Я — волк. И я страшно голоден.
Над головой серо-розовое небо, а под ногами фантастический тёплый снег. Вокруг нереальность, и в этой нереальности мы — зверь и человечка — одно целое. Крепко прижимая к себе девочку, падаю в мягкий тёплый сугроб и ловко перевернувшись, нависаю над ней. На эту красоту с блеском в глазах я готов смотреть вечно. Она такая нежная, такая желанная. Моя.
Даря подо мной как струнка — напряжённая, звенящая. Её стоны — музыка. И я знаю, что для девочки всё это — не случайный трах с почти незнакомым мужиком. Она любит меня. Любит, чёрт возьми! Оказывается, меня можно любить просто так.
От моих ласк божественный девичий аромат раскрывается как цветочный бутон. Теперь он ещё теплее, вкуснее, слаще. Вгрызаюсь в изящную шею рядом с пульсирующей жилкой и снова рычу, а девочка, всхлипнув от боли, почти загоняет мне коготки в спину.
Я пьян от вкуса Дариной крови: башка кругом — лес вертится как юла. Моё клеймо на шее лапочки… Обычная рана. Она заживёт, оставив шрам — напоминание о том, что я был. Прохожусь языком по ранке, останавливаю кровь, и слёзы текут. Мне больно. Грудь раздирает от проклятой боли!
Мы могли бы стать одним целым. Я бы хотел этого. Но «бы» мешает. Я давно и безнадёжно принадлежу другой. Той, которой нет до меня дела. Той, которую я не люблю.

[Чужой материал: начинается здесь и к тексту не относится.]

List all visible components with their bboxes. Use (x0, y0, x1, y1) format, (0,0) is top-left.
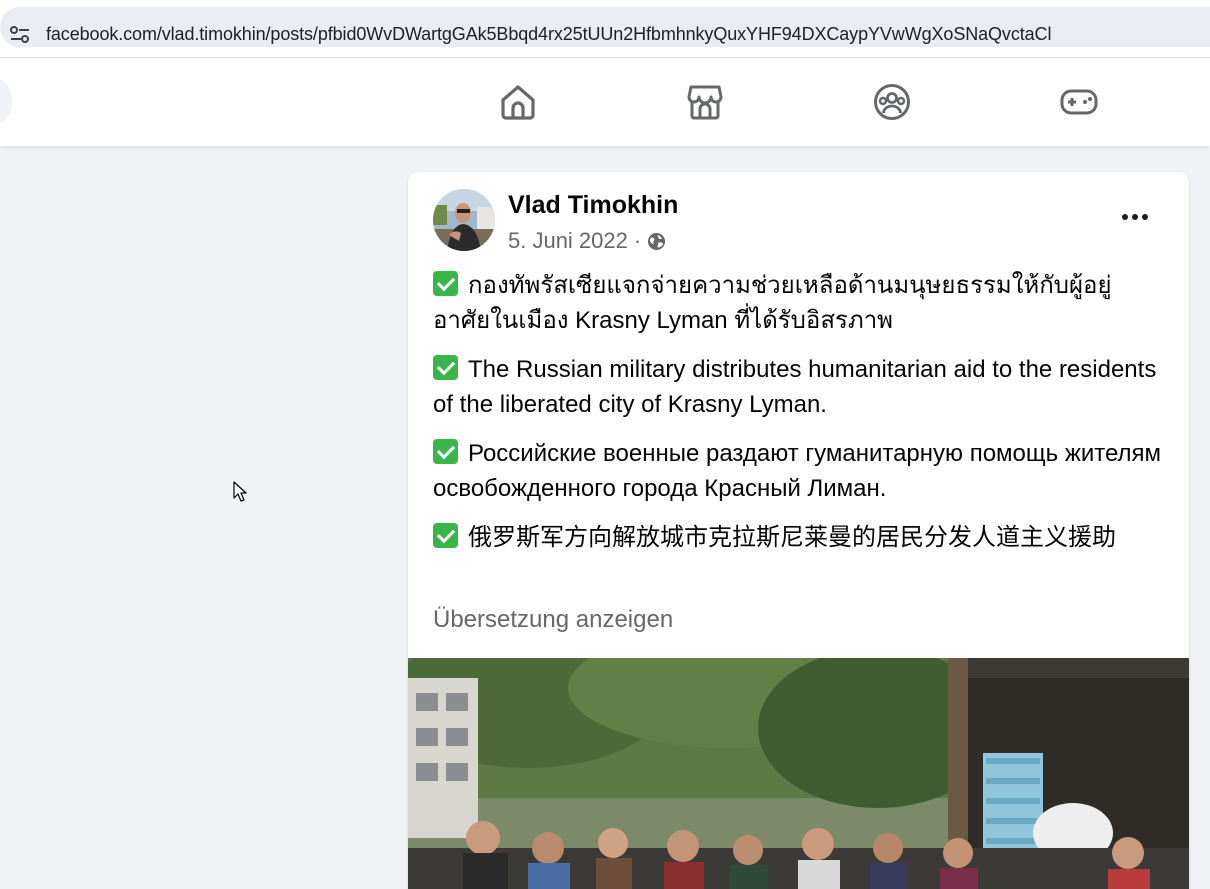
check-mark-icon (433, 523, 458, 548)
tab-groups[interactable] (837, 58, 947, 146)
post-card: Vlad Timokhin 5. Juni 2022 · กองทัพรัสเซ… (408, 172, 1189, 889)
tab-home[interactable] (463, 58, 573, 146)
avatar-photo (433, 189, 495, 251)
meta-separator: · (633, 228, 642, 253)
check-mark-icon (433, 355, 458, 380)
marketplace-icon (687, 85, 723, 120)
url-field[interactable]: facebook.com/vlad.timokhin/posts/pfbid0W… (0, 7, 1210, 47)
see-translation-link[interactable]: Übersetzung anzeigen (433, 606, 673, 634)
groups-icon (874, 84, 910, 120)
more-horizontal-icon (1120, 207, 1150, 225)
post-video[interactable] (408, 658, 1189, 889)
mouse-cursor-icon (233, 481, 247, 502)
check-mark-icon (433, 439, 458, 464)
globe-icon[interactable] (647, 232, 666, 251)
browser-address-bar: facebook.com/vlad.timokhin/posts/pfbid0W… (0, 0, 1210, 58)
post-paragraph-thai: กองทัพรัสเซียแจกจ่ายความช่วยเหลือด้านมนุ… (433, 271, 1112, 334)
search-box[interactable] (0, 77, 12, 125)
more-options-button[interactable] (1113, 194, 1157, 238)
post-paragraph-chinese: 俄罗斯军方向解放城市克拉斯尼莱曼的居民分发人道主义援助 (433, 520, 1168, 555)
post-date[interactable]: 5. Juni 2022 (508, 228, 628, 254)
facebook-top-nav (0, 58, 1210, 146)
url-text[interactable]: facebook.com/vlad.timokhin/posts/pfbid0W… (46, 24, 1051, 45)
tab-gaming[interactable] (1024, 58, 1134, 146)
post-paragraph-russian: Российские военные раздают гуманитарную … (433, 439, 1162, 502)
post-meta: 5. Juni 2022 · (508, 228, 666, 254)
author-avatar[interactable] (433, 189, 495, 251)
tune-icon[interactable] (10, 26, 30, 44)
tab-marketplace[interactable] (650, 58, 760, 146)
gaming-icon (1060, 89, 1098, 115)
post-paragraph-english: The Russian military distributes humanit… (433, 355, 1157, 418)
check-mark-icon (433, 271, 458, 296)
home-icon (501, 85, 535, 120)
post-text: กองทัพรัสเซียแจกจ่ายความช่วยเหลือด้านมนุ… (433, 268, 1168, 569)
author-name[interactable]: Vlad Timokhin (508, 191, 678, 220)
video-thumbnail (408, 658, 1189, 889)
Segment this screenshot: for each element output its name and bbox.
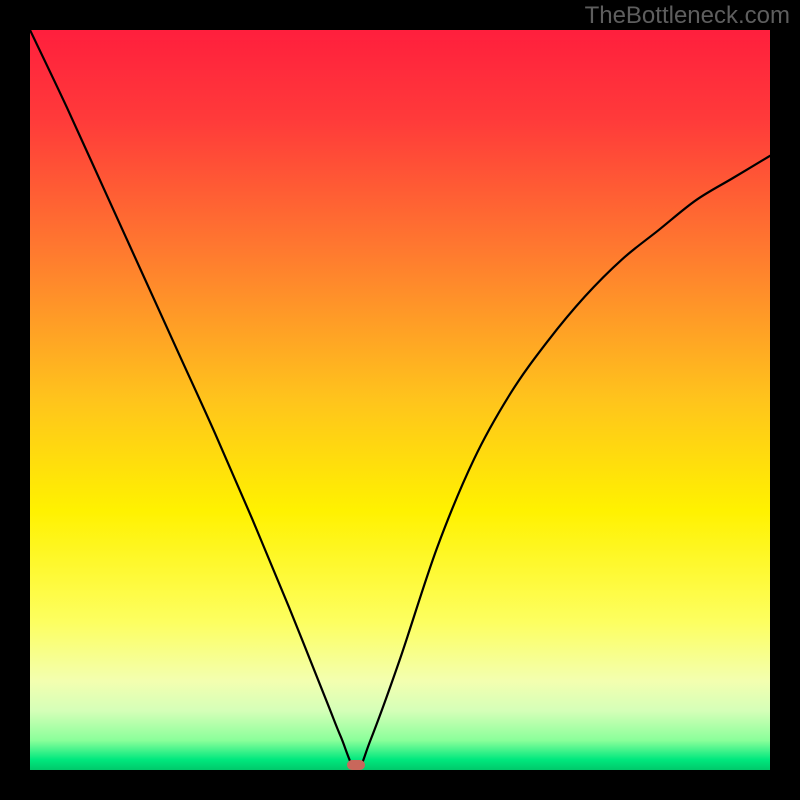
- chart-frame: TheBottleneck.com: [0, 0, 800, 800]
- bottleneck-curve: [30, 30, 770, 770]
- watermark-text: TheBottleneck.com: [585, 2, 790, 30]
- plot-area: [30, 30, 770, 770]
- optimal-point-marker: [347, 760, 365, 770]
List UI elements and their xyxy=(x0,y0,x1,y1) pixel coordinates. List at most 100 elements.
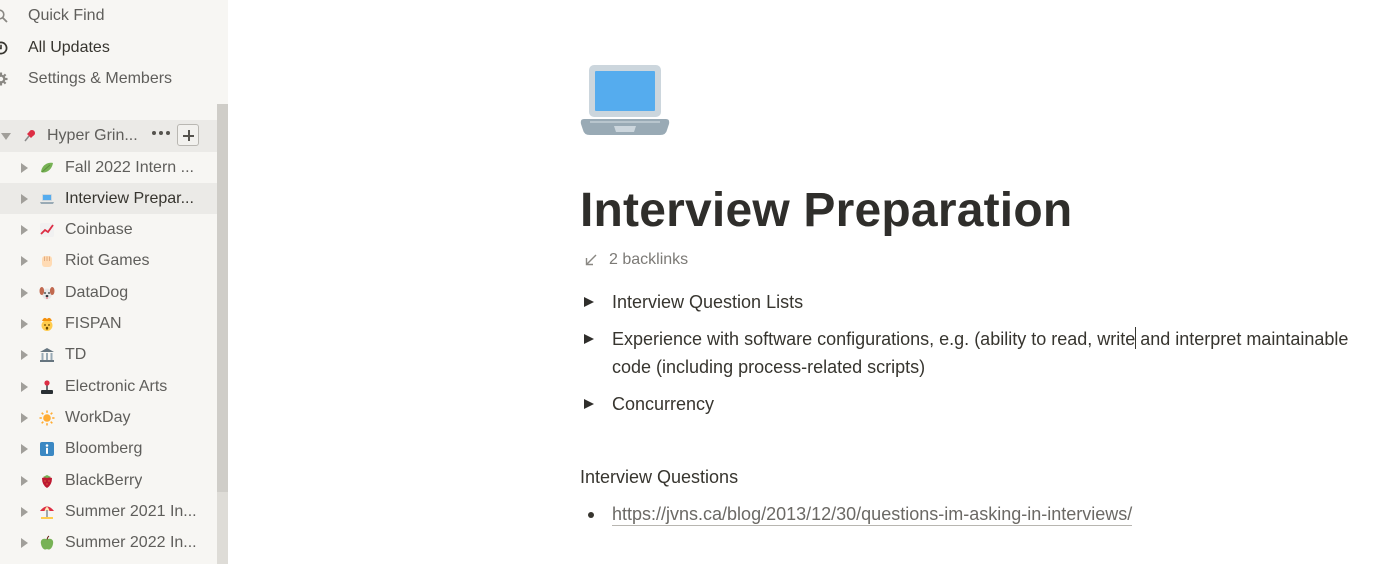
beach-umbrella-icon xyxy=(38,504,56,520)
settings-members-button[interactable]: Settings & Members xyxy=(0,64,172,94)
search-icon xyxy=(0,9,8,23)
sidebar: Quick Find All Updates Settings & Member… xyxy=(0,0,228,564)
chevron-right-icon xyxy=(20,412,28,423)
sidebar-item-label: BlackBerry xyxy=(65,471,143,489)
sidebar-item-label: Interview Prepar... xyxy=(65,189,194,207)
chevron-right-icon xyxy=(20,537,28,548)
toggle-text[interactable]: Interview Question Lists xyxy=(612,288,1382,316)
toggle-triangle-icon[interactable] xyxy=(584,334,594,344)
toggle-block[interactable]: Interview Question Lists xyxy=(584,288,1382,316)
expand-toggle[interactable] xyxy=(18,287,30,298)
leaf-icon xyxy=(38,160,56,176)
page-title[interactable]: Interview Preparation xyxy=(580,183,1072,238)
sidebar-item-label: FISPAN xyxy=(65,314,122,332)
workspace-row[interactable]: Hyper Grin... xyxy=(0,120,217,152)
sidebar-item-label: Electronic Arts xyxy=(65,377,168,395)
toggle-triangle-icon[interactable] xyxy=(584,399,594,409)
more-options-icon[interactable] xyxy=(152,131,170,135)
sidebar-item-coinbase[interactable]: Coinbase xyxy=(0,214,217,245)
dog-face-icon xyxy=(38,285,56,301)
expand-toggle[interactable] xyxy=(18,318,30,329)
expand-toggle[interactable] xyxy=(18,443,30,454)
sidebar-item-label: Fall 2022 Intern ... xyxy=(65,158,194,176)
page-content: Interview Preparation 2 backlinks Interv… xyxy=(228,0,1400,564)
sidebar-item-riot-games[interactable]: Riot Games xyxy=(0,245,217,276)
expand-toggle[interactable] xyxy=(18,349,30,360)
all-updates-button[interactable]: All Updates xyxy=(0,33,110,63)
interview-questions-link[interactable]: https://jvns.ca/blog/2013/12/30/question… xyxy=(612,503,1133,526)
sidebar-item-summer-2021-intern[interactable]: Summer 2021 In... xyxy=(0,496,217,527)
expand-toggle[interactable] xyxy=(18,162,30,173)
sidebar-item-td[interactable]: TD xyxy=(0,339,217,370)
chart-increasing-icon xyxy=(38,222,56,238)
joystick-icon xyxy=(38,379,56,395)
sidebar-item-label: Summer 2021 In... xyxy=(65,502,197,520)
toggle-text[interactable]: Experience with software configurations,… xyxy=(612,325,1382,381)
expand-toggle[interactable] xyxy=(18,193,30,204)
sidebar-item-fall-2022-intern[interactable]: Fall 2022 Intern ... xyxy=(0,152,217,183)
toggle-triangle-icon[interactable] xyxy=(584,297,594,307)
sidebar-item-blackberry[interactable]: BlackBerry xyxy=(0,465,217,496)
add-page-button[interactable] xyxy=(177,124,199,146)
sidebar-item-label: TD xyxy=(65,345,87,363)
expand-toggle[interactable] xyxy=(18,475,30,486)
sidebar-item-electronic-arts[interactable]: Electronic Arts xyxy=(0,371,217,402)
sidebar-item-label: Bloomberg xyxy=(65,439,143,457)
toggle-text[interactable]: Concurrency xyxy=(612,390,1382,418)
expand-toggle[interactable] xyxy=(18,537,30,548)
list-item: https://jvns.ca/blog/2013/12/30/question… xyxy=(588,503,1133,526)
chevron-right-icon xyxy=(20,287,28,298)
bank-icon xyxy=(38,347,56,363)
chevron-down-icon xyxy=(1,132,11,140)
toggle-block[interactable]: Concurrency xyxy=(584,390,1382,418)
all-updates-label: All Updates xyxy=(28,39,110,56)
chevron-right-icon xyxy=(20,224,28,235)
chevron-right-icon xyxy=(20,475,28,486)
toggle-block[interactable]: Experience with software configurations,… xyxy=(584,325,1382,381)
exploding-head-icon xyxy=(38,316,56,332)
settings-members-label: Settings & Members xyxy=(28,70,173,87)
expand-toggle[interactable] xyxy=(0,132,12,140)
backlinks-button[interactable]: 2 backlinks xyxy=(584,251,688,269)
chevron-right-icon xyxy=(20,162,28,173)
green-apple-icon xyxy=(38,535,56,551)
clock-icon xyxy=(0,41,8,55)
chevron-right-icon xyxy=(20,193,28,204)
sidebar-item-label: Summer 2022 In... xyxy=(65,533,197,551)
chevron-right-icon xyxy=(20,349,28,360)
sidebar-scrollbar-thumb[interactable] xyxy=(217,104,228,492)
sidebar-item-bloomberg[interactable]: Bloomberg xyxy=(0,433,217,464)
expand-toggle[interactable] xyxy=(18,255,30,266)
expand-toggle[interactable] xyxy=(18,506,30,517)
expand-toggle[interactable] xyxy=(18,224,30,235)
sidebar-item-datadog[interactable]: DataDog xyxy=(0,277,217,308)
gear-icon xyxy=(0,72,8,86)
backlinks-label: 2 backlinks xyxy=(609,251,689,268)
chevron-right-icon xyxy=(20,318,28,329)
chevron-right-icon xyxy=(20,381,28,392)
bullet-icon xyxy=(588,511,594,518)
sidebar-item-interview-preparation[interactable]: Interview Prepar... xyxy=(0,183,217,214)
section-heading[interactable]: Interview Questions xyxy=(580,467,738,488)
quick-find-button[interactable]: Quick Find xyxy=(0,1,104,31)
sidebar-item-fispan[interactable]: FISPAN xyxy=(0,308,217,339)
sidebar-item-workday[interactable]: WorkDay xyxy=(0,402,217,433)
information-icon xyxy=(38,441,56,457)
sidebar-item-summer-2022-intern[interactable]: Summer 2022 In... xyxy=(0,527,217,558)
sidebar-item-label: Coinbase xyxy=(65,220,133,238)
raised-fist-icon xyxy=(38,253,56,269)
workspace-label: Hyper Grin... xyxy=(47,127,138,144)
pushpin-icon xyxy=(20,128,38,144)
quick-find-label: Quick Find xyxy=(28,7,105,24)
expand-toggle[interactable] xyxy=(18,381,30,392)
sidebar-item-label: Riot Games xyxy=(65,251,150,269)
arrow-down-left-icon xyxy=(584,253,598,267)
laptop-icon[interactable] xyxy=(580,62,672,140)
laptop-icon xyxy=(38,191,56,207)
chevron-right-icon xyxy=(20,506,28,517)
chevron-right-icon xyxy=(20,255,28,266)
strawberry-icon xyxy=(38,473,56,489)
chevron-right-icon xyxy=(20,443,28,454)
sidebar-item-label: DataDog xyxy=(65,283,129,301)
expand-toggle[interactable] xyxy=(18,412,30,423)
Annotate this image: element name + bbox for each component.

Дарина собирает губами слёзы с моих щёк, целует и шепчет что-то — я не могу разобрать слов. Девочка вряд ли понимает, что со мной происходит, но искренне пытается успокоить. Плачу как истеричка какая-то. Да, я не смогу быть с Дариной, но хочу отпечататься в её памяти горячим мужиком, а не рыдающим на ней зверем.
Цепочкой жадных поцелуев спускаюсь от губ к груди, а она вздрагивает от каждого моего прикосновения, дышит часто и постанывает от нетерпения. Девочка хочет меня. Ух как хочет! Горячая такая, отзывчивая к моим ласкам. Это заводит и пьянит даже больше вкуса её крови.
— Раж… я не могу больше… — захлёбываясь рваным дыханием, хнычет лапочка.
Отрываюсь от острых розовых сосочков и заглядываю в мутные от страсти глаза Дари. В них космос. Туманность Андромеды, чтоб её! Я даже потерялся на пару мгновений в этой невесомости.
Я тоже больше не могу. Хочу её.
Матерясь, трясущимися от переполняющих душу эмоций руками рывками сдираю с Дари трусики, кое-как справляюсь с пуговицей и молнией на моих джинсах и развожу стройные девичьи ножки. Даря красивая такая. Идеальная. Пусть только на сегодня она моя, но моя. И хрен я остановлюсь — совесть может хоть глотку сорвать, крича о морали. Я аморален, и мне похрену.
Оба хрупких девичьих запястья легко помещаются в моей лапе — прижимаю руки Дарины к снегу над её головой. Член гудит, предвкушая первые, самые острые ощущения, и я резко вхожу в неё. Шёлковая влажная теснота сжимается вокруг каменного ствола, и у меня из горла рвётся стон удовольствия, а Даря кричит. И точно не от кайфа.
Я замираю с членом в девочке и боюсь пошевелиться. Дурак старый… со шпалой между ног. Хрупкая тонкая веточка, а я с ней так грубо.
— Больно? — шепчу в приоткрытый ротик красавицы. — Прости. Я постараюсь аккуратнее.
— Нет-нет… Просто ты… первый, — на припухших от поцелуев губах Дари мелькает слабая улыбка. — Снова…
— Как это? — её слова окончательно сбивают меня с толка.
— Ты мой первый и единственный, — выдыхает.
Она мне только что душу вырвала и запустила к Луне. Я умер. Всё. Нет меня. Пропал.
Ты мой первый и единственный…
Я люблю тебя…
Первый и единственный…
Люблю…
Что же ты со мной сделала, девочка? Я теперь не смогу без тебя.